Patagonia Case Study
An outdoor clothing manufacturer well-known for its environmental sustainability efforts, Patagonia's e-commerce presence is very noticeable. However, according to a study comparing Patagonia to REI, Patagonia.com's usability falls short to its competitor. Patagonia's web presence seems to suffer a higher rate of abandons and a slightly lower ease of use rating.
analyzing through the eyes of the user
To explore what might contribute to the inferior user ratings, I created a persona that represents the target audience. This ideal persona is a young male adult with a strong interest in athletic apparel and fashion.
Daniel is an outdoor enthusiast. Every chance he gets, Daniel would plan weekend camping trips with his friends and family. He is very environmentally conscious and prefers quality over quantity. Daniel wants outdoor apparels that are trendy and long lasting. With a hectic 9-to-5 schedule, Daniel needs a company that makes its products easily accessible online.
simulating User Flow
Now knowing Daniel's needs and values, I can check out how users similar to himself might use Patagonia.com.

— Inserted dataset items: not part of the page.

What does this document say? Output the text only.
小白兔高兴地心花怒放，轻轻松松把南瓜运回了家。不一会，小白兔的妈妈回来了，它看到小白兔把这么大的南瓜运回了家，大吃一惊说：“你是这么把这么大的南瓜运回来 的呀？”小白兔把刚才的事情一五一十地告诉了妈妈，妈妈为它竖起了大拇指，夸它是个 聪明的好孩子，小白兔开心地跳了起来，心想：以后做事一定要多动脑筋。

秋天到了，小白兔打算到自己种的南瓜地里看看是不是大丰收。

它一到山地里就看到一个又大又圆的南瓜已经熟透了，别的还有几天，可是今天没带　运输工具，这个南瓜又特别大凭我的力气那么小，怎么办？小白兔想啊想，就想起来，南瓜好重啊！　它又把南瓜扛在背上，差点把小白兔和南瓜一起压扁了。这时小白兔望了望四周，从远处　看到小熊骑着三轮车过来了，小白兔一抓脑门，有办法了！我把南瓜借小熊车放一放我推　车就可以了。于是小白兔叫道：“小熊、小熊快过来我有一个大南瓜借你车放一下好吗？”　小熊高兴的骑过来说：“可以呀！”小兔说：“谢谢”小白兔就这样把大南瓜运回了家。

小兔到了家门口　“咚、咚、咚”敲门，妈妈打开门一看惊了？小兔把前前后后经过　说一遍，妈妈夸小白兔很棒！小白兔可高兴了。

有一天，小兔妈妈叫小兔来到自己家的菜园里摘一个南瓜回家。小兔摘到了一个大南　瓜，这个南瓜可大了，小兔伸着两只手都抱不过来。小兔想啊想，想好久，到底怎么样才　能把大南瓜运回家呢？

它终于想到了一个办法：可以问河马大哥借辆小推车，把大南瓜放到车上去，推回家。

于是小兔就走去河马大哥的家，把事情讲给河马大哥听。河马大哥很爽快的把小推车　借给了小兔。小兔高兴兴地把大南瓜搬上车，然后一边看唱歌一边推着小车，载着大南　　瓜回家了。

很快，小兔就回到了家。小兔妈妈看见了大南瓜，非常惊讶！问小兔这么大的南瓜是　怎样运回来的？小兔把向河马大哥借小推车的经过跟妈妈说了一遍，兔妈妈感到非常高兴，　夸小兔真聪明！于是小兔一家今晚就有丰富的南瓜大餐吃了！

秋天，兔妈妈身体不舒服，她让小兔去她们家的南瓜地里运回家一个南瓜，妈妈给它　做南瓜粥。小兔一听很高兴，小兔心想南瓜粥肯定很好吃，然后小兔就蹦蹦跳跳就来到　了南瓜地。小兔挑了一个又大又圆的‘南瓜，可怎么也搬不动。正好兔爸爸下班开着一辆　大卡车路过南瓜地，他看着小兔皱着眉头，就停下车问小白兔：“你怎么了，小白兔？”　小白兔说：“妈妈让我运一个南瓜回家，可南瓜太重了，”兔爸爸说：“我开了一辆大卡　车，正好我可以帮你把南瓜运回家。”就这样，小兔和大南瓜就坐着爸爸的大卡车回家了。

Looking at the user flow I created for Daniel, I see that window shopping on Patagonia.com might become time consuming since every product Daniel considers buying requires two page loads (one for loading the product page and one for loading the previous results page).
I may be able to shorten the time Daniel spends waiting for the pages to load by making product pages inlays instead. This way, only the needed information gets loaded on request. And by keeping Daniel on the same page at all times, I welcome a smoother transition between tasks.
Once I have identified potential usability issues Daniel might encounter, I can start to put the pieces together by giving my design structure through wireframes.
Since mobile users are now a big part of the e-commerce world, I must also consider scenarios with Daniel accessing the website from his smartphone.